Though Japanese star Shohei Otani is generating a lot of discussion in MLB circles after his incredible two-way campaign in the NPB, he’s not a realistic candidate to come over this winter, as J.J. Cooper of Baseball America explains. For one thing, his Japanese club — the Hokkaido Nippon-Ham Fighters — has no incentive to make him available, since they are capped at a $20MM transfer fee that they’d be sure to have available in future years. And Otani himself has good reason to wait, because at just 22 years of age he’d be subject to MLB’s current international bonus rules. While that could change if the CBA is modified, as things stand his signing would be subject to a 100% tax on the amount by which a bonus exceeds a team’s signing pools. Given his anticipated value, that would represent an enormous hit to his earning capacity. Plus, ten teams — the Yankees, Red Sox, Rays, Diamondbacks, Angels, Dodgers, Cubs, Giants, Royals and Blue Jays — wouldn’t even realistically be able to pursue him, since they are banned from giving out more than $300K to international players in this signing period. Otani pitched 140 innings with a 1.86 ERA, 11.2 K/9 and 2.9 BB/9 in NPB this season and also batted .322/.416/.588 with 22 homers in 382 plate appearances as a DH. In previous years, he’s also played in the outfield on days when he is not pitching.
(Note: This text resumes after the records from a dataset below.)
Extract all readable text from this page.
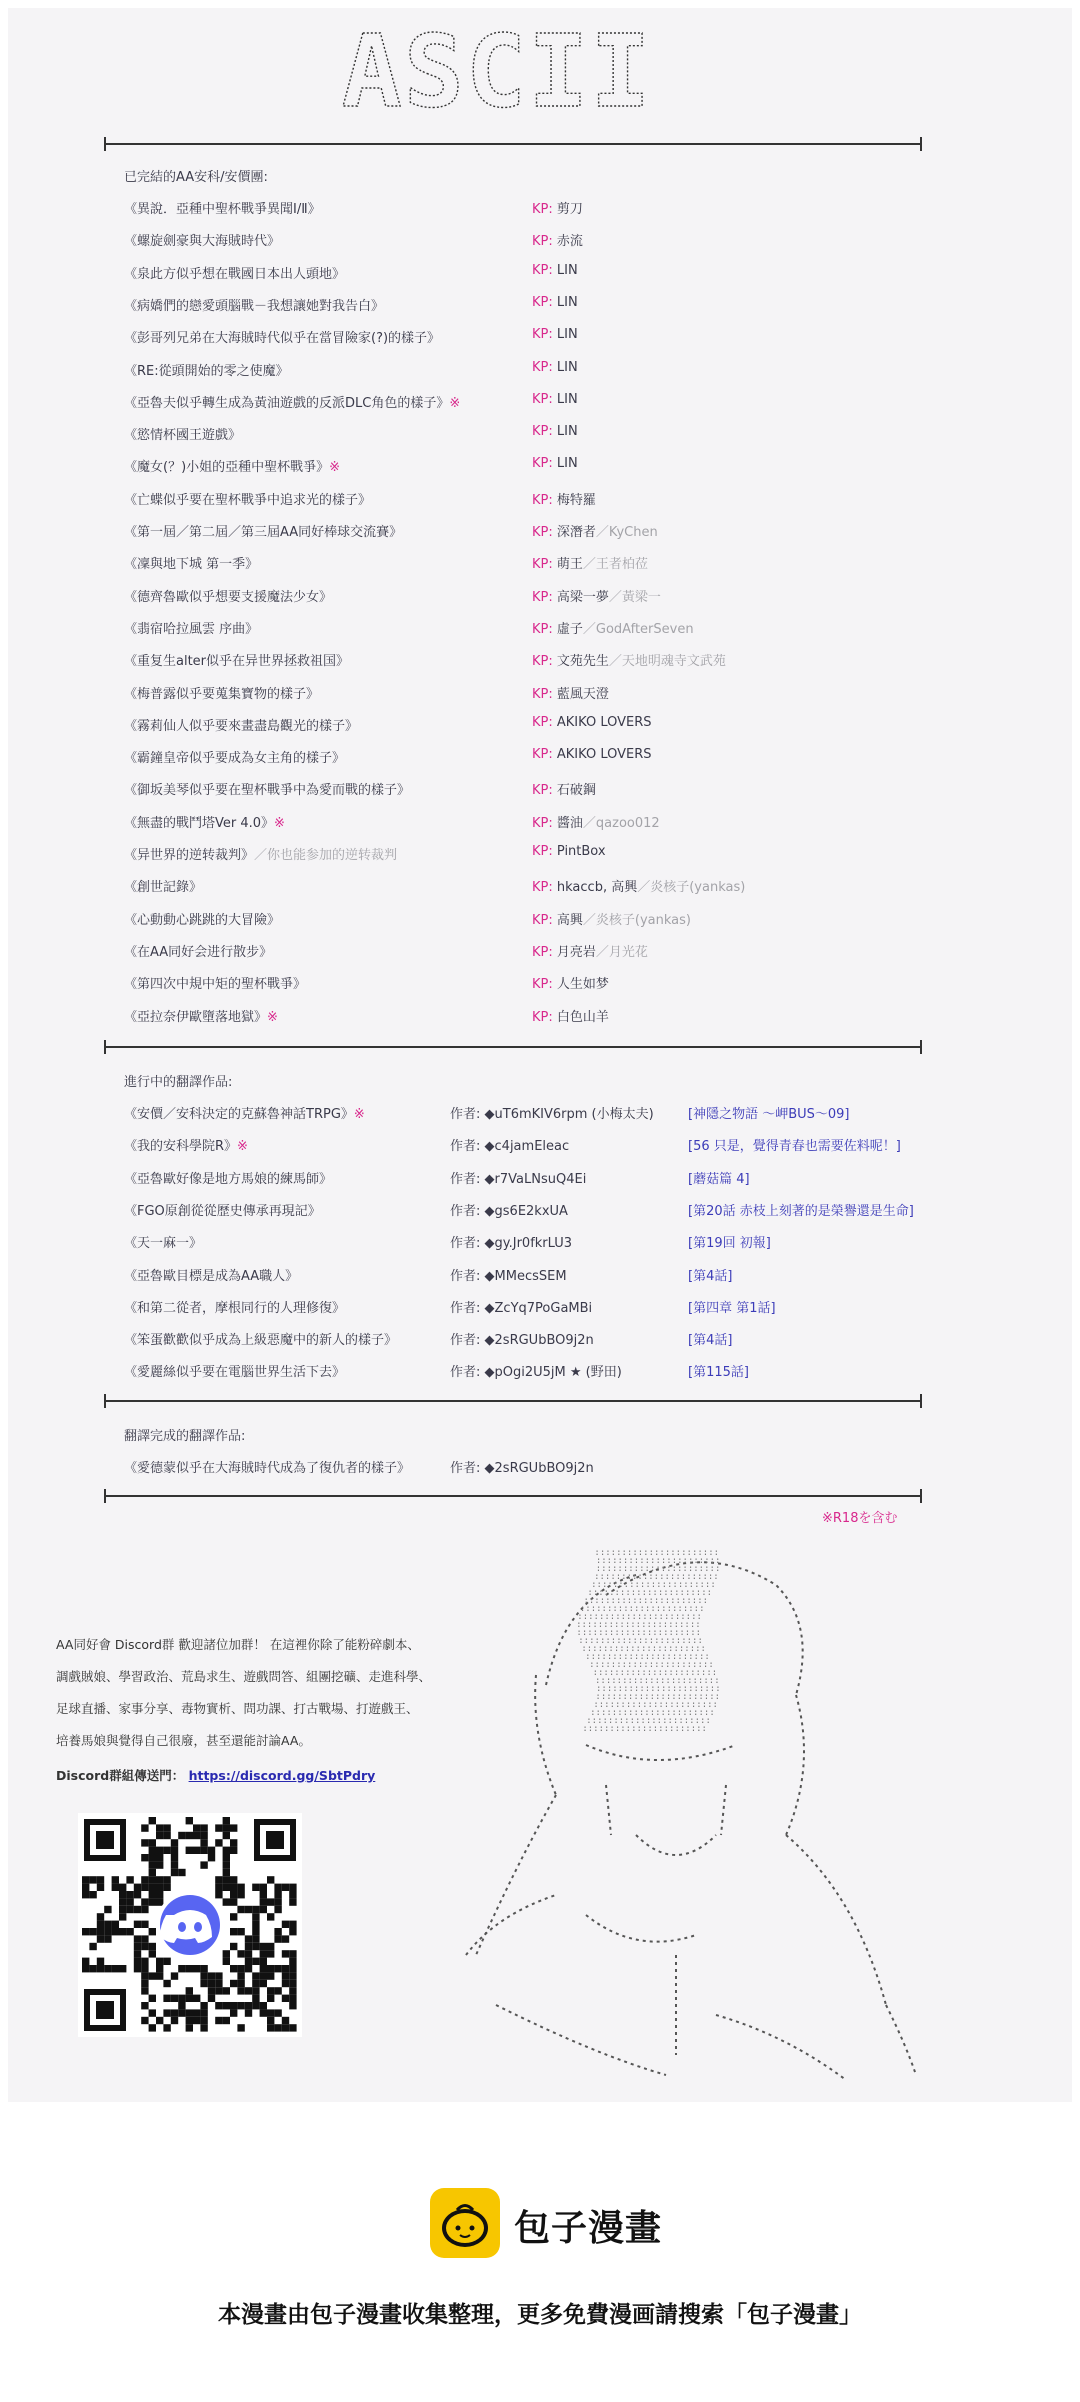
ASCII
已完結的AA安科/安價團:
《異說．亞種中聖杯戰爭異聞Ⅰ/Ⅱ》	KP: 剪刀
《螺旋劍豪與大海賊時代》	KP: 赤流
《泉此方似乎想在戰國日本出人頭地》	KP: LIN
《病嬌們的戀愛頭腦戰－我想讓她對我告白》	KP: LIN
《彭哥列兄弟在大海賊時代似乎在當冒險家(?)的樣子》	KP: LIN
《RE:從頭開始的零之使魔》	KP: LIN
《亞魯夫似乎轉生成為黃油遊戲的反派DLC角色的樣子》※	KP: LIN
《慾情杯國王遊戲》	KP: LIN
《魔女(？)小姐的亞種中聖杯戰爭》※	KP: LIN
《亡蝶似乎要在聖杯戰爭中追求光的樣子》	KP: 梅特羅
《第一屆／第二屆／第三屆AA同好棒球交流賽》	KP: 深潛者／KyChen
《凜與地下城 第一季》	KP: 萌王／王者柏莅
《德齊魯歐似乎想要支援魔法少女》	KP: 高梁一夢／黃梁一
《翡宿哈拉風雲 序曲》	KP: 虛子／GodAfterSeven
《重复生alter似乎在异世界拯救祖国》	KP: 文苑先生／天地明魂寺文武苑
《梅普露似乎要蒐集寶物的樣子》	KP: 藍風天澄
《霧莉仙人似乎要來畫盡島觀光的樣子》	KP: AKIKO LOVERS
《霸鐘皇帝似乎要成為女主角的樣子》	KP: AKIKO LOVERS
《御坂美琴似乎要在聖杯戰爭中為愛而戰的樣子》	KP: 石破鋼
《無盡的戰鬥塔Ver 4.0》※	KP: 醬油／qazoo012
《异世界的逆转裁判》／你也能参加的逆转裁判	KP: PintBox
《創世記錄》	KP: hkaccb, 高興／炎核子(yankas)
《心動動心跳跳的大冒險》	KP: 高興／炎核子(yankas)
《在AA同好会进行散步》	KP: 月亮岩／月光花
《第四次中規中矩的聖杯戰爭》	KP: 人生如梦
《亞拉奈伊歐墮落地獄》※	KP: 白色山羊
進行中的翻譯作品:
《安價／安科決定的克蘇魯神話TRPG》※	作者: ◆uT6mKIV6rpm (小梅太夫)	[神隱之物語 ～岬BUS～09]
《我的安科學院R》※	作者: ◆c4jamEleac	[56 只是，覺得青春也需要佐料呢！]
《亞魯歐好像是地方馬娘的練馬師》	作者: ◆r7VaLNsuQ4Ei	[蘑菇篇 4]
《FGO原創從從歷史傳承再現記》	作者: ◆gs6E2kxUA	[第20話 赤枝上刻著的是榮譽還是生命]
《天一麻一》	作者: ◆gy.Jr0fkrLU3	[第19回 初報]
《亞魯歐目標是成為AA職人》	作者: ◆MMecsSEM	[第4話]
《和第二從者，摩根同行的人理修復》	作者: ◆ZcYq7PoGaMBi	[第四章 第1話]
《笨蛋歡歡似乎成為上級惡魔中的新人的樣子》	作者: ◆2sRGUbBO9j2n	[第4話]
《愛麗絲似乎要在電腦世界生活下去》	作者: ◆pOgi2U5jM ★ (野田)	[第115話]
翻譯完成的翻譯作品:
《愛德蒙似乎在大海賊時代成為了復仇者的樣子》	作者: ◆2sRGUbBO9j2n
※R18を含む
AA同好會 Discord群 歡迎諸位加群！ 在這裡你除了能粉碎劇本、
調戲賊娘、學習政治、荒島求生、遊戲問答、組團挖礦、走進科學、
足球直播、家事分享、毒物實析、問功課、打古戰場、打遊戲王、
培養馬娘與覺得自己很廢，甚至還能討論AA。
Discord群組傳送門： https://discord.gg/SbtPdry
:::::::::::::::::::::::
:::::::::::::::::::::::
:::::::::::::::::::::::
:::::::::::::::::::::::
:::::::::::::::::::::::
:::::::::::::::::::::::
:::::::::::::::::::::::
:::::::::::::::::::::::
:::::::::::::::::::::::
:::::::::::::::::::::::
:::::::::::::::::::::::
:::::::::::::::::::::::
:::::::::::::::::::::::
:::::::::::::::::::::::
:::::::::::::::::::::::
:::::::::::::::::::::::
:::::::::::::::::::::::
:::::::::::::::::::::::
:::::::::::::::::::::::
:::::::::::::::::::::::
:::::::::::::::::::::::
:::::::::::::::::::::::
:::::::::::::::::::::::
包子漫畫
本漫畫由包子漫畫收集整理，更多免費漫画請搜索「包子漫畫」
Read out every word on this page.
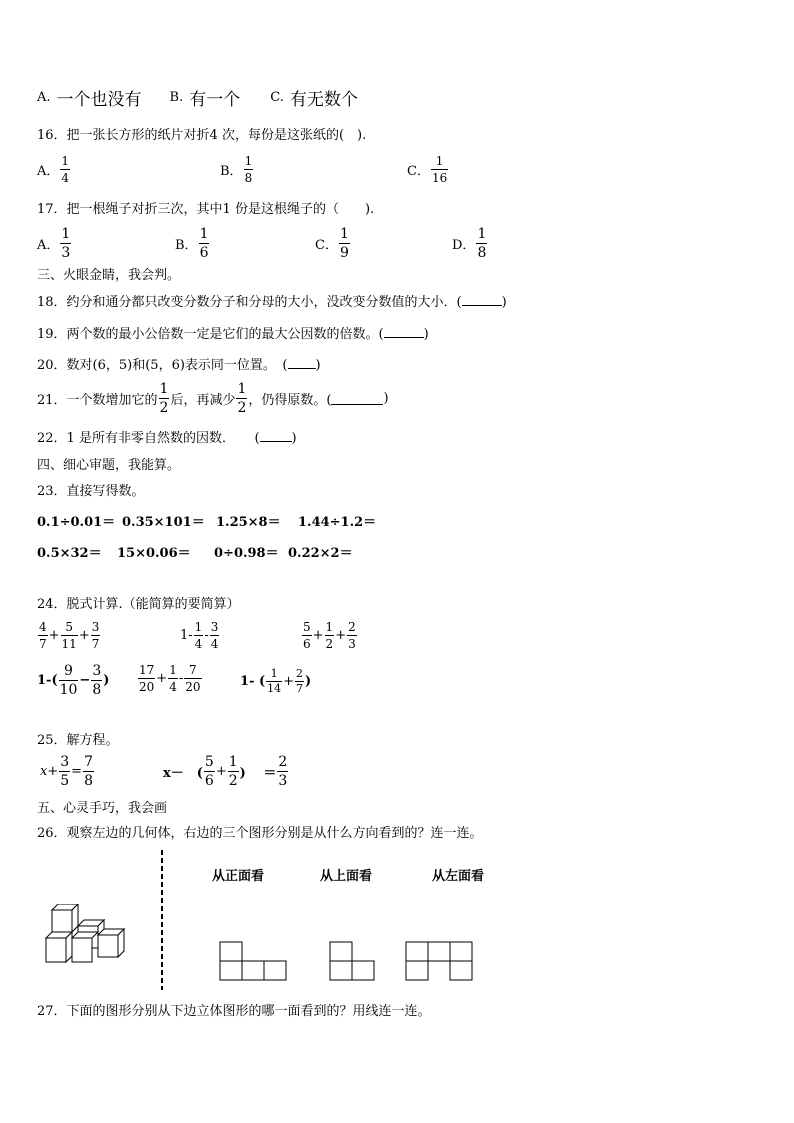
A. 一个也没有 B. 有一个 C. 有无数个
16．把一张长方形的纸片对折4 次，每份是这张纸的(　).
A． $\frac{1}{4}$	B． $\frac{1}{8}$	C． $\frac{1}{16}$
17．把一根绳子对折三次，其中1 份是这根绳子的（　　).
A． $\frac{1}{3}$	B． $\frac{1}{6}$	C． $\frac{1}{9}$	D． $\frac{1}{8}$
三、火眼金睛，我会判。
18．约分和通分都只改变分数分子和分母的大小，没改变分数值的大小．(	)
19．两个数的最小公倍数一定是它们的最大公因数的倍数。(	)
20．数对(6，5)和(5，6)表示同一位置。　( )
21．一个数增加它的 $\frac{1}{2}$ 后，再减少 $\frac{1}{2}$ ，仍得原数。(	)
22．1 是所有非零自然数的因数．　　( )
四、细心审题，我能算。
23．直接写得数。
0.1÷0.01＝ 0.35×101＝ 1.25×8＝ 1.44÷1.2＝
0.5×32＝ 15×0.06＝ 0÷0.98＝ 0.22×2＝
24．脱式计算.（能简算的要简算）
$\frac{4}{7} + \frac{5}{11} + \frac{3}{7}$	$1- \frac{1}{4} - \frac{3}{4}$	$\frac{5}{6} + \frac{1}{2} + \frac{2}{3}$
$1-( \frac{9}{10} - \frac{3}{8}$ ) $\frac{17}{20} + \frac{1}{4} - \frac{7}{20}$	1- ( $\frac{1}{14} + \frac{2}{7}$ )
25．解方程。
$x + \frac{3}{5} = \frac{7}{8}$	x－　( $\frac{5}{6} + \frac{1}{2}$ ) 　＝ $\frac{2}{3}$
五、心灵手巧，我会画
26．观察左边的几何体，右边的三个图形分别是从什么方向看到的？连一连。
从正面看	从上面看	从左面看
27．下面的图形分别从下边立体图形的哪一面看到的？用线连一连。
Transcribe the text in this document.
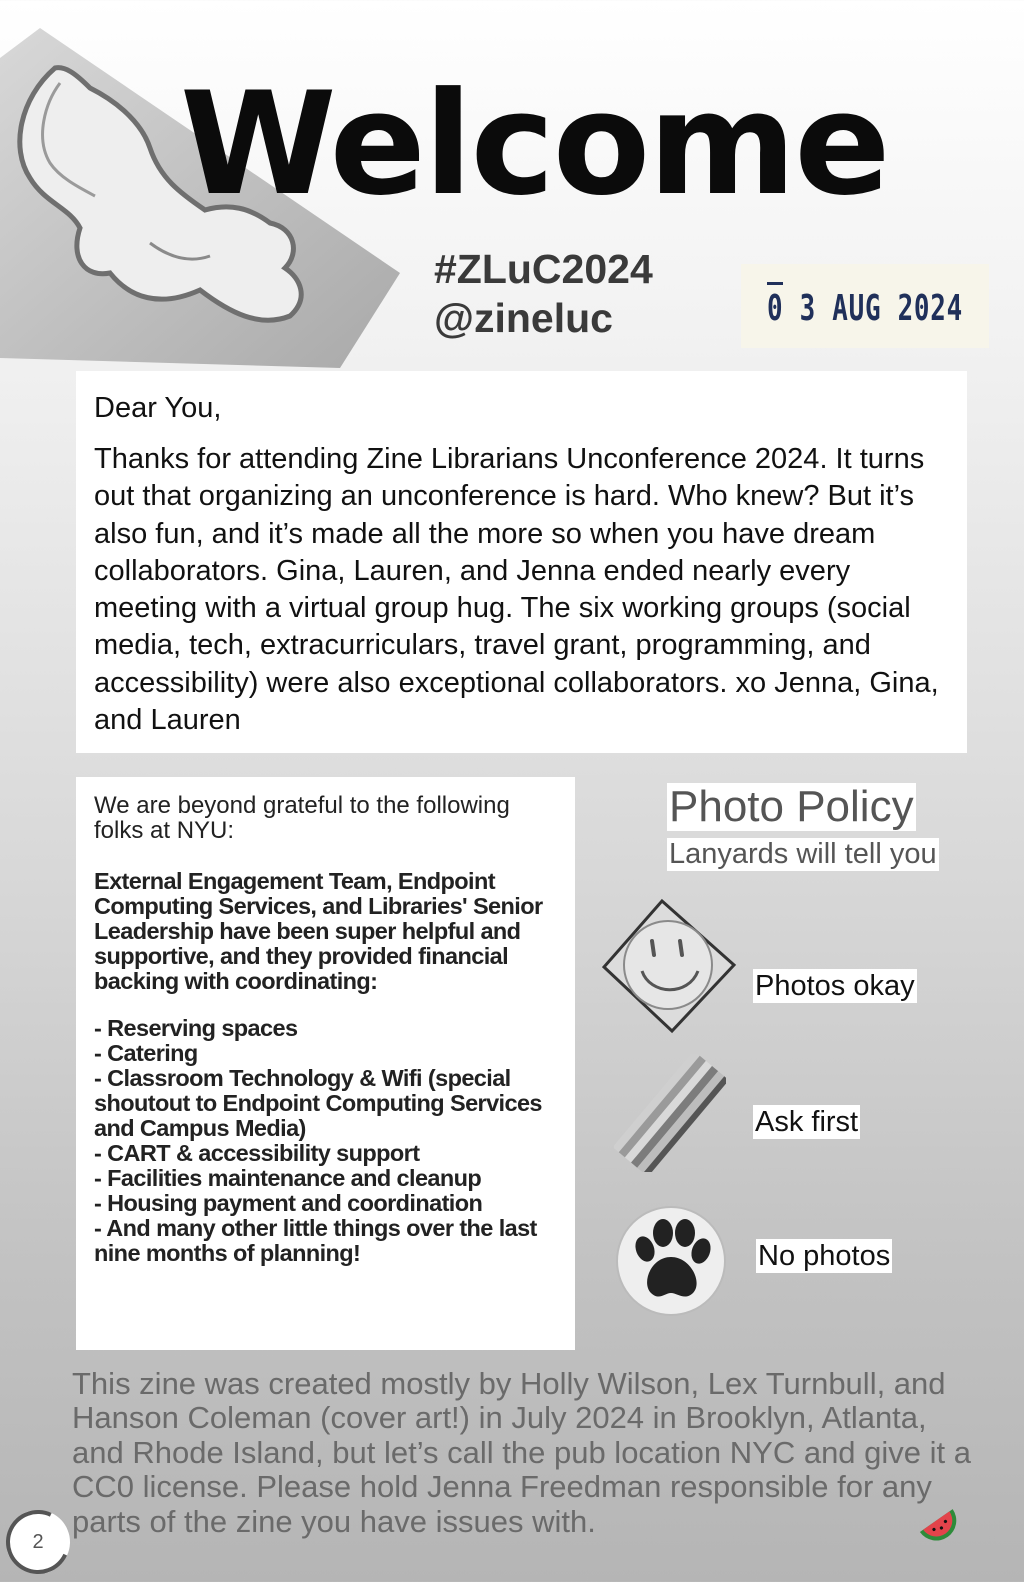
Welcome
#ZLuC2024
@zineluc	0 3 AUG 2024

Dear You,

Thanks for attending Zine Librarians Unconference 2024. It turns out that organizing an unconference is hard. Who knew? But it’s also fun, and it’s made all the more so when you have dream collaborators. Gina, Lauren, and Jenna ended nearly every meeting with a virtual group hug. The six working groups (social media, tech, extracurriculars, travel grant, programming, and accessibility) were also exceptional collaborators. xo Jenna, Gina, and Lauren

We are beyond grateful to the following folks at NYU:

External Engagement Team, Endpoint Computing Services, and Libraries' Senior Leadership have been super helpful and supportive, and they provided financial backing with coordinating:

- Reserving spaces
- Catering
- Classroom Technology & Wifi (special shoutout to Endpoint Computing Services and Campus Media)
- CART & accessibility support
- Facilities maintenance and cleanup
- Housing payment and coordination
- And many other little things over the last nine months of planning!
Photo Policy
Lanyards will tell you
Photos okay
Ask first
No photos

This zine was created mostly by Holly Wilson, Lex Turnbull, and Hanson Coleman (cover art!) in July 2024 in Brooklyn, Atlanta, and Rhode Island, but let’s call the pub location NYC and give it a CC0 license. Please hold Jenna Freedman responsible for any parts of the zine you have issues with.

2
More notes on the international scene…
- Major League Baseball has tendered a pair of status checks on Korean left-handers Kwang-hyun Kim and Woo-chan Cha, according to Jee-ho Yoo if Korea’s Yonhap News Agency. The Korea Baseball Organization informed MLB that both Kim and Cha are unrestricted free agents and free to sign with any domestic or international team. As Yoo notes, the agreement between MLB and KBO stipulates that MLB teams interested in signing Korean players must go through the status check via league offices before pursuing a KBO free agent. We’ve touched on both lefties here, and both could be viable options for big league clubs in a thin market for pitching. Of the scouts I’ve spoken to regarding Korean free agents, Kim draws stronger reviews, and some believe Cha may be better suited for ’pen work. Kim, 28, posted his third straight season with a sub-4.00 ERA this past year — no small feat in the hitter-friendly KBO. The SK Wyverns hurler worked to a 3.80 ERA with 7.7 K/9 against 2.6 BB/9 in 137 innings but missed some time with a midseason elbow issue. The 29-year-old Cha, meanwhile, had a 4.38 ERA with 6.9 K/9 against 3.7 BB/9 in 141 2/3 innings.
- Also via Yoo’s piece, left-hander Hyeon-jong Yang isn’t yet sure whether he’ll pursue opportunities in Major League Baseball for a second time. The 28-year-old southpaw was posted two winters ago and drew interest from the Twins and Rangers, but his Korean team, the Kia Tigers, didn’t accept the top bid for his services (presumably deeming it too low to part with their top pitcher). Yang has a 3.02 ERA with 7.2 K/9 against 3.7 BB/9 in his past 373 KBO innings, though he was significantly better in 2015 than in 2016.
- Former Padres/Astros/Rangers righty Anthony Bass announced on Twitter this week that after spending a season in Japan, he’s eyeing a return to the Majors. Bass, 29, posted a 3.65 ERA with a 71-to-47 K/BB ratio in 103 2/3 innings as a teammate of Otani with the Fighters en route to an NPB Championship this past season. In 278 1/3 innings at the big league level, Bass has a 4.40 ERA with 6.0 K/9, 3.5 BB/9 and a 47.8 percent ground-ball rate. Bass made 14 starts against 23 relief appearances in Japan and has also started 18 big league games and 87 minor league games, so he could try to pitch himself as a rotation option in a market that is devoid of quality starters.
- Right-hander Joe Wieland, who has appeared in the Majors with the Padres, Dodgers and Mariners, signed a one-year deal with Japan’s DeNa Yokohama BayStars last week, the team announced (Japanese link via Sanspo). Wieland will take home $825K, per the Sanspo report. Wieland appeared in one game with Seattle last year and has a 6.32 ERA in 52 2/3 Major League innings overall. The former fourth-round pick had Tommy John surgery back in 2012 early in his Padres career and was never able to fully recover and establish himself in the Majors. He’ll head to Japan for his age-27 campaign with the opportunity to earn significantly more than he would’ve were to have spent the bulk of the 2017 campaign in Triple-A once again.